Homeschool pods or micro school options may stay in place and negatively impact school district budgets. Virtual schools may be on the rise, too. A recent survey found 1 in 5 districts are considering districtwide virtual schools next year. I worry the school districts that don't start their own virtual schools could well lose students to private and charter schools.
Embrace technology in and out of the classroom
Increased technology use in schools is here to stay. And it’s not a bad thing. We need to prepare our kids for the digital age.
Many teachers who resisted using some of the tools that have been available for years were forced to use them during the pandemic. These new skills will benefit teachers and kids for years to come. Technology is critically important in the year ahead, especially given the learning loss we all anticipate will be exposed once we finally give high-stakes state assessments.
Special education and related services was one area where many schools were not prepared well with online solutions and a continuity plan. But many leaned into solutions like teletherapy and remote evaluations on a high-quality learning platform — and saw them work well.
“A huge pro of the online approach is having the flexibility to ensure services can take place, without needing to contract additional providers for in-person services for some students,” said Melvin Diggs, director of the Exceptional Children (EC) and Academically or Intellectually Gifted (AIG) for Chatham County Schools, who deployed PresenceLearning’s Teletherapy Essentials platform. “We are trying to innovate and stay ahead of the curve.”
Our schools need to work through a backlog of assessments, identify needs amid a growing population of students struggling, and then address the issues students are facing. And we need to do it as soon as possible so students are in a position to learn and thrive again.
Re-evaluate school policies and state funding
The pandemic made us rethink how we grade and assess students. Many states may consider moving away from age-mandated grade levels and away from seat time requirements. Some are looking at competency-based learning to know where each individual student is in their learning and then personalize the experience for each one.

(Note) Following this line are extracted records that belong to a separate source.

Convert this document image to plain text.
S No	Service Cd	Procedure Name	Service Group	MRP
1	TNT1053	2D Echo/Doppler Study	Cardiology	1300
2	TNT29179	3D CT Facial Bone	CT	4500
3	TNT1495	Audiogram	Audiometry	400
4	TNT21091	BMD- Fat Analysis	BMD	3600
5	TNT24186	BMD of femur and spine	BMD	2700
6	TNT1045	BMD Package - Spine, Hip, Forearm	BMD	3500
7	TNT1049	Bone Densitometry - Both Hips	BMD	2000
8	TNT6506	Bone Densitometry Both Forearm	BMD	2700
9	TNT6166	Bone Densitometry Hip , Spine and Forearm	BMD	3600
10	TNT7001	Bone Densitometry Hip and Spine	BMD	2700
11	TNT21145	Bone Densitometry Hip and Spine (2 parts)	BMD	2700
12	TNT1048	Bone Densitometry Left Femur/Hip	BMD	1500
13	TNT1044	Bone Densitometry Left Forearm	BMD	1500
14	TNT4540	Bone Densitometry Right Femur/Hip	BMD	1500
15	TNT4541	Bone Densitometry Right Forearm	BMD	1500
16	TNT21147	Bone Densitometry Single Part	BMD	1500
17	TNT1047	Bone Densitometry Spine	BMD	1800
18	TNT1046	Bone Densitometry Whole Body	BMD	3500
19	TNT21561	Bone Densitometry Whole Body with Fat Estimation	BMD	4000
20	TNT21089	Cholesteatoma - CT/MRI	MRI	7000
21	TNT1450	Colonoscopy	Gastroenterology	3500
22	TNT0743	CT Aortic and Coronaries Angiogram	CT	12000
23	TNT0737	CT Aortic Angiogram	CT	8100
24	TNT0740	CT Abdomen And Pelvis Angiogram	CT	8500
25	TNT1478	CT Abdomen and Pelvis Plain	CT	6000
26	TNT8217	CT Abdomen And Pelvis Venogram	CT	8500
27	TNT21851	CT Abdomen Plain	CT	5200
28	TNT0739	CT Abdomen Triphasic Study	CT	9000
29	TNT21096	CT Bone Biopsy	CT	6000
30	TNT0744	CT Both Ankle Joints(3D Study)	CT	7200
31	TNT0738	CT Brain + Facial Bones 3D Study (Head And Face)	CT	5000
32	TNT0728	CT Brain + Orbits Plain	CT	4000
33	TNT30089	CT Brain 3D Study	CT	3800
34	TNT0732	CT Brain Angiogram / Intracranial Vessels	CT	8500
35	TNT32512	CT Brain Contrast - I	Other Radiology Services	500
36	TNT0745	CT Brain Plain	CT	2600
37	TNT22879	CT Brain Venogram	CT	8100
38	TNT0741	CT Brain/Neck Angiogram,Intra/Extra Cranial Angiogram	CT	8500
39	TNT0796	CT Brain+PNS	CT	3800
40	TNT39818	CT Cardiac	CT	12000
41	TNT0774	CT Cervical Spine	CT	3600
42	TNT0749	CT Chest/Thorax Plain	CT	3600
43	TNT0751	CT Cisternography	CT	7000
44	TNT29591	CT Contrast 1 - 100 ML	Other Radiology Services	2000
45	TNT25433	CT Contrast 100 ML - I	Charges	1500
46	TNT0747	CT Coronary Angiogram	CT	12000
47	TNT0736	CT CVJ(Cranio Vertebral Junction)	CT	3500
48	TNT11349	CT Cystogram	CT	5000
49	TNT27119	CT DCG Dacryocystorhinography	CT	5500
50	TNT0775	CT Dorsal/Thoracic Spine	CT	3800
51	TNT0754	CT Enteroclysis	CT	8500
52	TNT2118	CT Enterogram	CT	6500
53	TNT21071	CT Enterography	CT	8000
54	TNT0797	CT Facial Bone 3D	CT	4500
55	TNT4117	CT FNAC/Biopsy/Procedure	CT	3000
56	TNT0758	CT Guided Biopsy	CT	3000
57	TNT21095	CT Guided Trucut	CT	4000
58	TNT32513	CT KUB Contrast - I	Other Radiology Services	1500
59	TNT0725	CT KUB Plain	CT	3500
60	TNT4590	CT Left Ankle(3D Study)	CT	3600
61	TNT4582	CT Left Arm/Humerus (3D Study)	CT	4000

Susan Patrick, president and CEO of the Aurora Institute, says it is critical for student success:
"Competency-based content standards allow students to move at an individualized pace, demonstrate mastery before advancing, receive immediate supports for learning, and ensure they don't have huge knowledge gaps as students journey through school. In a competency-based system, the gap between struggle and success is identified and supported on a daily basis in real-time, not sometime after the school year ends and it is too late. When learning gaps are removed from the equation, success is the only option."
There should also be added flexibility with funding sources. Maybe the latest round of funding to address the pandemic, the American Rescue Plan’s ESSER III, will help us get there in the near-term. Funding issues could become a pervasive issue in the next 12 to 24 months unless the economy picks up quickly. Schools need more funding, and they need more flexibility in those funding sources long-term.